According to Berlusconi's lawyers, Judge Edoardo d'Avossa is unsuitable to preside over the hearing because he has previously heard another case involving Berlusconi. On that occasion, the former Prime Minister was acquitted of charges of false accounting.
In his latest brush with the authorities, Berlusconi, along with a dozen other defendants, is facing charges of tax fraud, false accounting, money laundering and embezzlement, stemming from transactions in which his television network Mediaset acquired US film rights through two offshore companies between 1994 and 1996, and allegedly artificially inflated the purchase price to avoid tax.

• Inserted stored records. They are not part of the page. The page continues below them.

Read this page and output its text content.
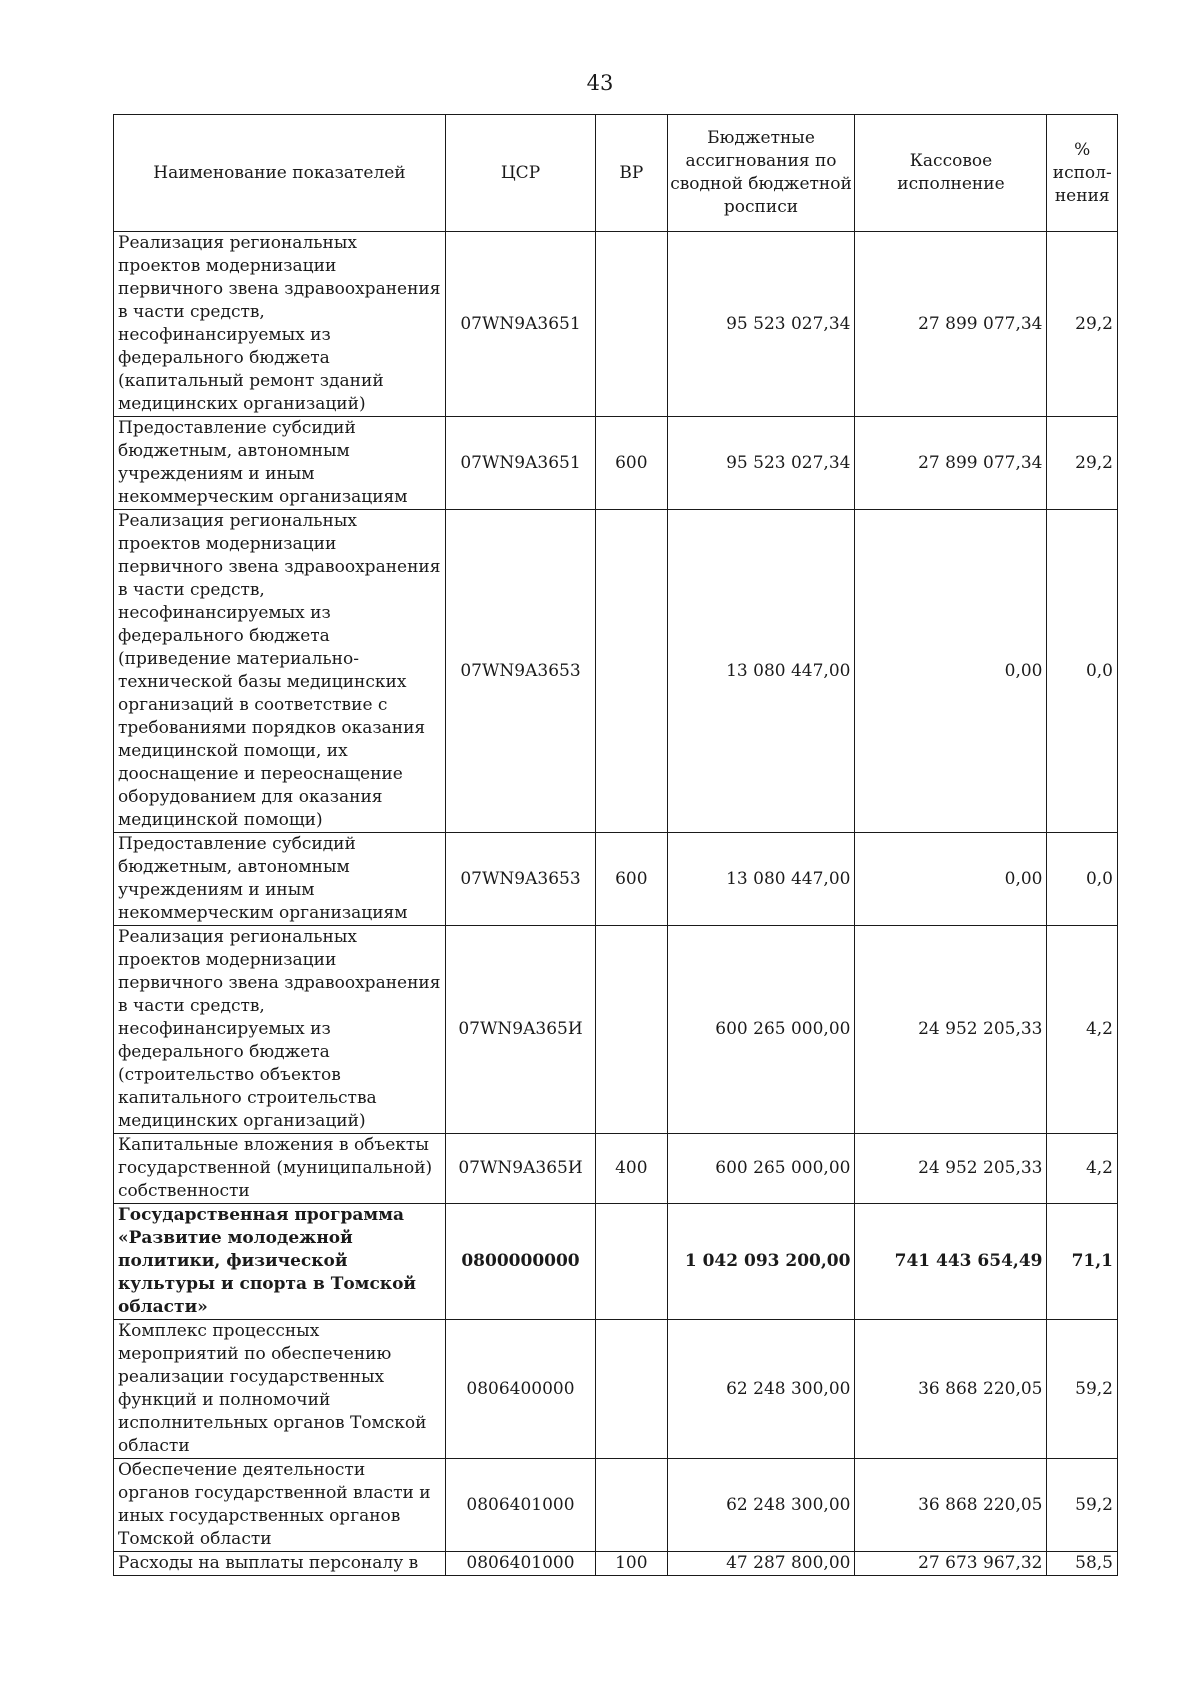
43
Наименование показателей	ЦСР	ВР	Бюджетные ассигнования по сводной бюджетной росписи	Кассовое исполнение	% испол-нения
Реализация региональных проектов модернизации первичного звена здравоохранения в части средств, несофинансируемых из федерального бюджета (капитальный ремонт зданий медицинских организаций)	07WN9A3651		95 523 027,34	27 899 077,34	29,2
Предоставление субсидий бюджетным, автономным учреждениям и иным некоммерческим организациям	07WN9A3651	600	95 523 027,34	27 899 077,34	29,2
Реализация региональных проектов модернизации первичного звена здравоохранения в части средств, несофинансируемых из федерального бюджета (приведение материально-технической базы медицинских организаций в соответствие с требованиями порядков оказания медицинской помощи, их дооснащение и переоснащение оборудованием для оказания медицинской помощи)	07WN9A3653		13 080 447,00	0,00	0,0
Предоставление субсидий бюджетным, автономным учреждениям и иным некоммерческим организациям	07WN9A3653	600	13 080 447,00	0,00	0,0
Реализация региональных проектов модернизации первичного звена здравоохранения в части средств, несофинансируемых из федерального бюджета (строительство объектов капитального строительства медицинских организаций)	07WN9A365И		600 265 000,00	24 952 205,33	4,2
Капитальные вложения в объекты государственной (муниципальной) собственности	07WN9A365И	400	600 265 000,00	24 952 205,33	4,2
Государственная программа «Развитие молодежной политики, физической культуры и спорта в Томской области»	0800000000		1 042 093 200,00	741 443 654,49	71,1
Комплекс процессных мероприятий по обеспечению реализации государственных функций и полномочий исполнительных органов Томской области	0806400000		62 248 300,00	36 868 220,05	59,2
Обеспечение деятельности органов государственной власти и иных государственных органов Томской области	0806401000		62 248 300,00	36 868 220,05	59,2
Расходы на выплаты персоналу в	0806401000	100	47 287 800,00	27 673 967,32	58,5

Notably, Berlusconi's co-defendant is British lawyer David Mills, the estranged husband of Tessa Jowell, Culture Secretary in Tony Blair's cabinet. The prosecution alleges that Mills received US$600,000 from Berlusconi for giving false testimony in a 1997 trial in which Berlusconi was charged with bribing tax officials to give favourable tax audits of his media companies.
Berlusconi and Mills face prison terms of up to twelve years if convicted. However, Italy's statute of limitations may come to their rescue, and prosecutors only have until November 2007 to prove their case.
Conveniently for Berlusconi, the statute of limitations was reduced to seven-and-a-half years in 2005 - just months before he was voted out of office in April 2006.
The trial is due to recommence next Monday.